Adaptive optics is a noninvasive technique that allows observing retinal pathology directly at a cellular level and provides a measure of photoreceptor loss in retinal diseases. Using AO, we previously reported that in AMD drusen, the cone layout and photoreceptor mosaic are disrupted, with residual cone photoreceptors appearing sometimes isolated, sometimes grouped into tight aggregates (Massamba et al. Invest Ophthalmol Vis Sci. E-abstract 2009). Generally, cone photoreceptors are visible in areas between drusen, and the mosaic image sharpness is significantly less uniform across the field than in younger, healthy retinas (Massamba et al. Invest Ophthalmol Vis Sci. E-abstract 2009).
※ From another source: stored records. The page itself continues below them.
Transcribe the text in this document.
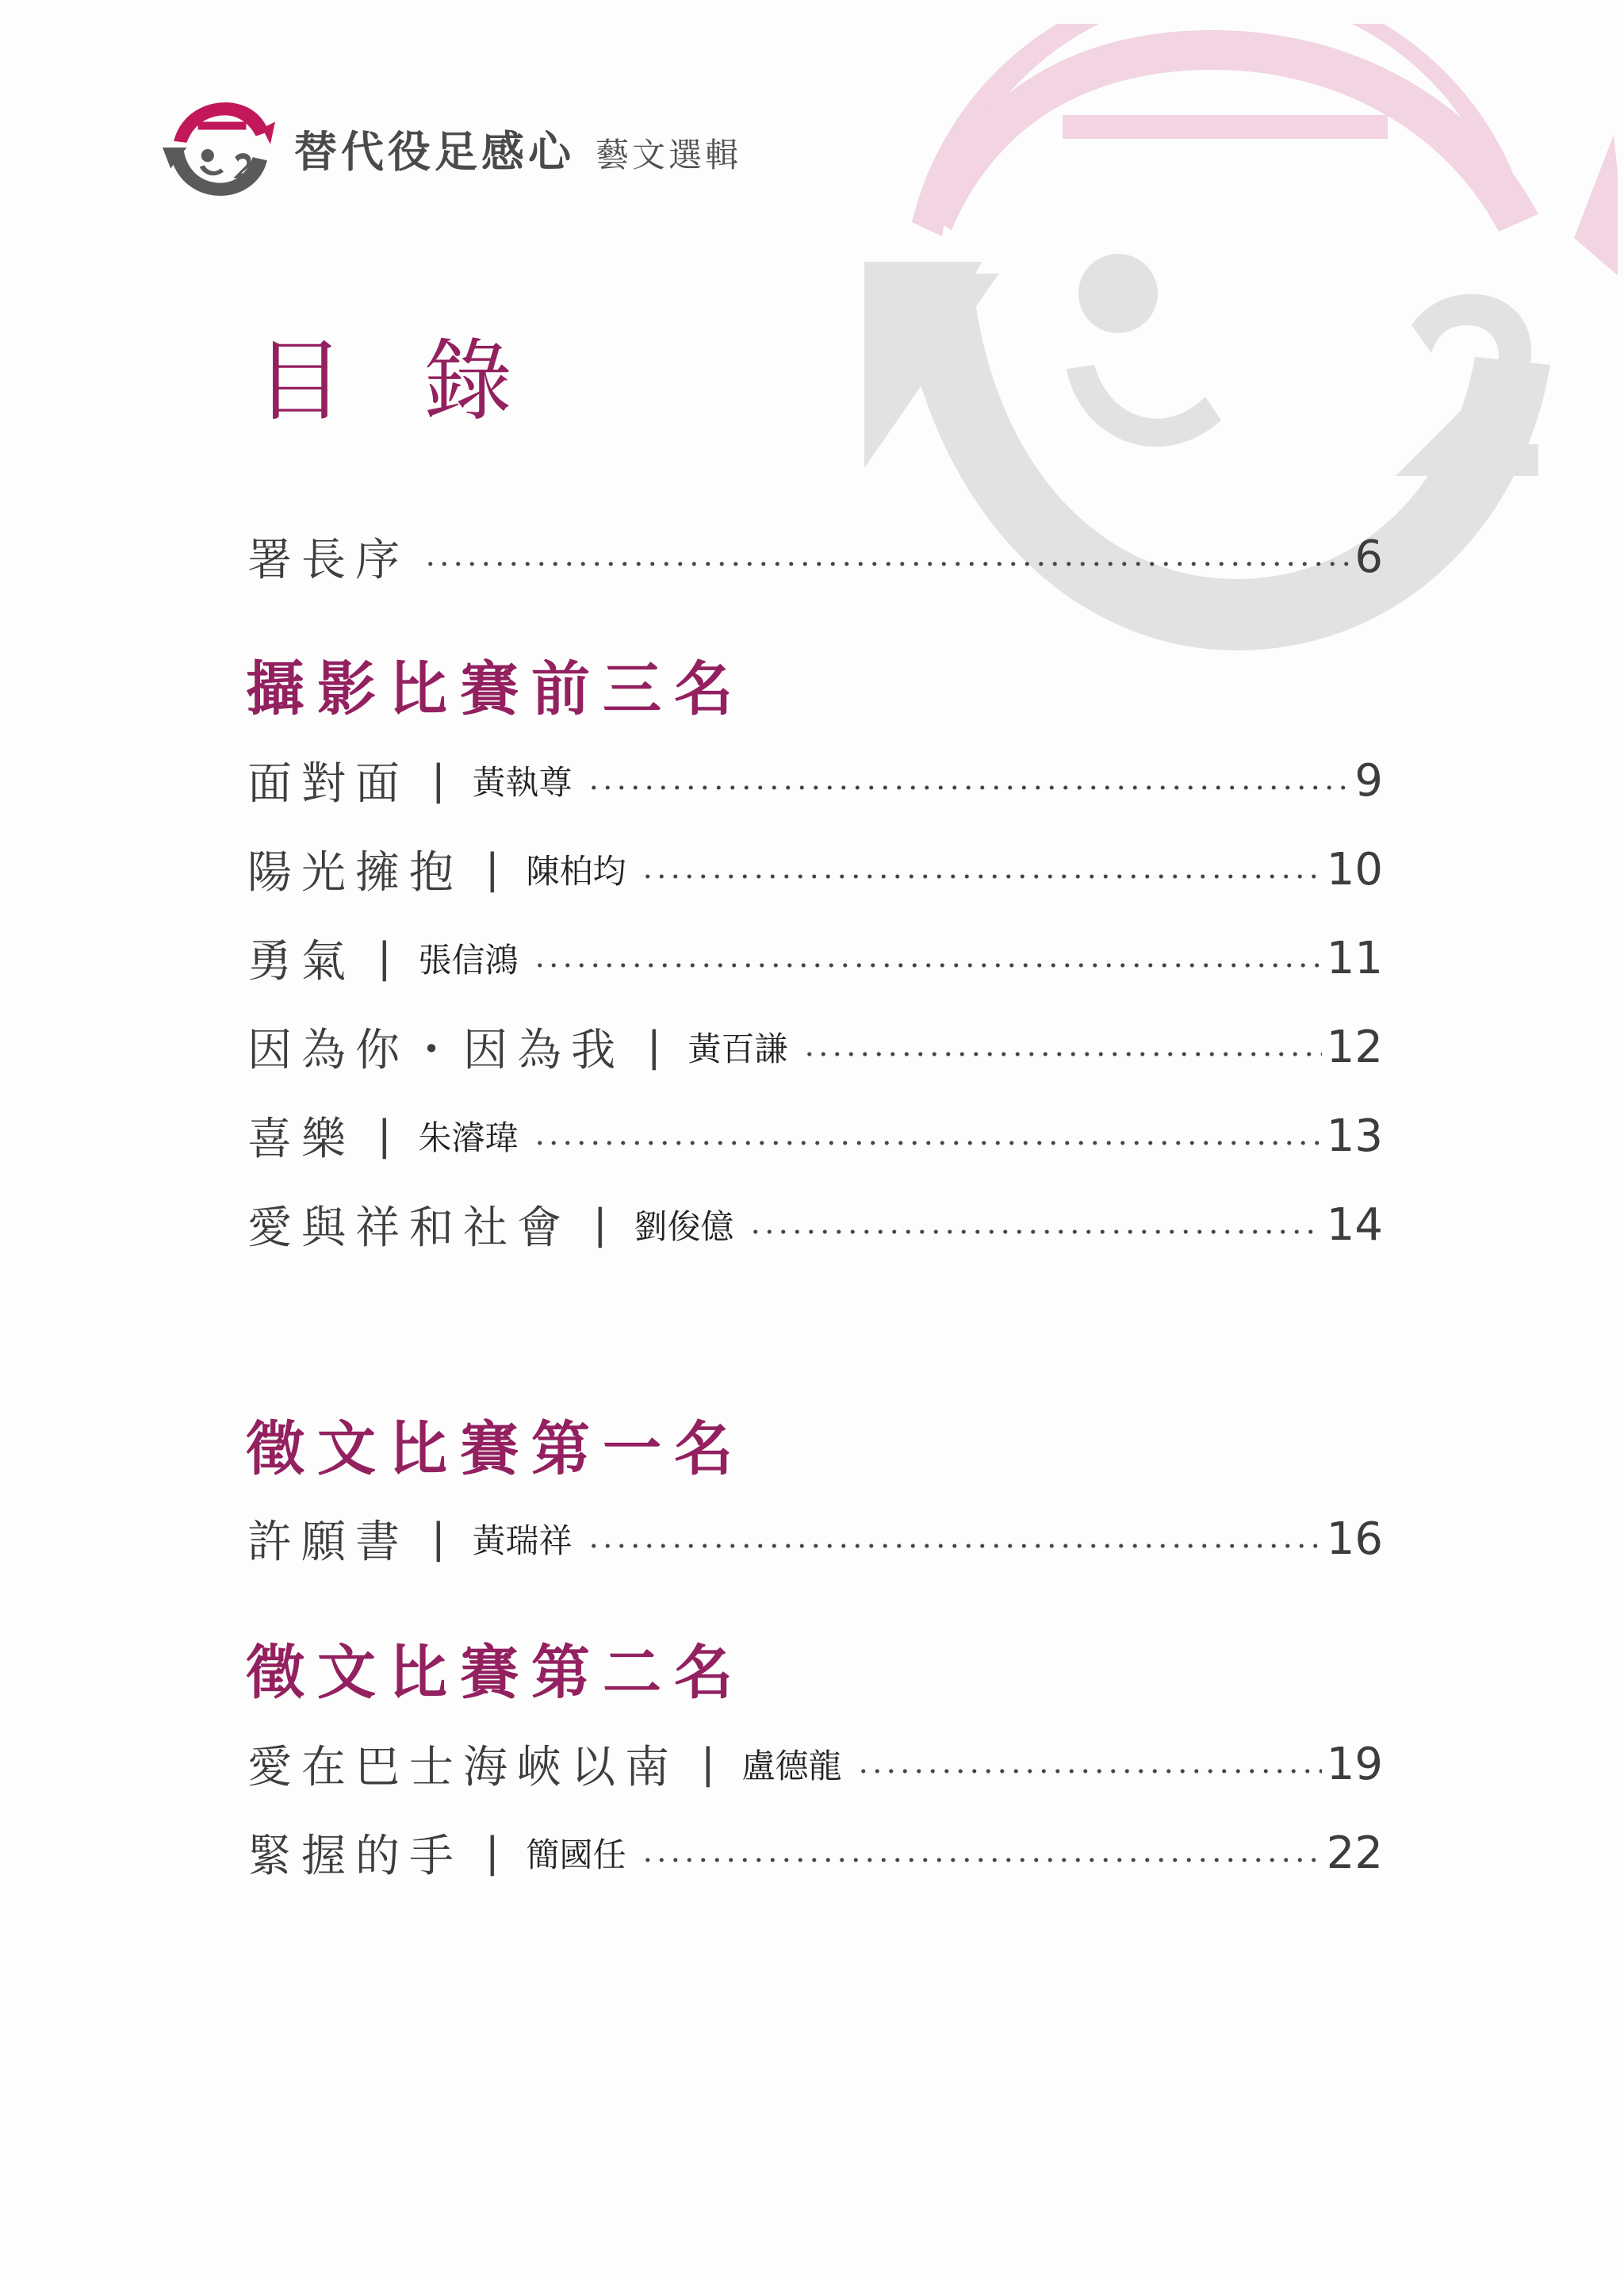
替代役足感心 藝文選輯
目錄
署長序	6
攝影比賽前三名
面對面 | 黃執尊	9
陽光擁抱 | 陳柏均	10
勇氣 | 張信鴻	11
因為你・因為我 | 黃百謙	12
喜樂 | 朱濬瑋	13
愛與祥和社會 | 劉俊億	14
徵文比賽第一名
許願書 | 黃瑞祥	16
徵文比賽第二名
愛在巴士海峽以南 | 盧德龍	19
緊握的手 | 簡國任	22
Interestingly, here, using AO, we demonstrated the preservation of cones over drusen in a patient with early onset large colloid drusen [a new type of young-onset not age-related drusen recently described by our group (Guigui et al. 2011)], as well as an overall preservation of perifoveal cones over the large colloid drusen at 4–6° temporal to the fixation point.
Similar findings have been recently reported (Godara et al. 2010) in a 45-year-old asymptomatic woman with basal laminar drusen. Also, in this case presenting early onset drusen, the authors found that the mosaic was visible across the entire surface of the drusen, and, in turn, that the cones were still present despite morphological disruption on OCT (IS/OS thinning).
The different AO features may suggest a different pathology and possible evolution between AMD drusen and this peculiar type of early onset drusen. Further analyses are needed to confirm our preliminary findings on large colloid drusen.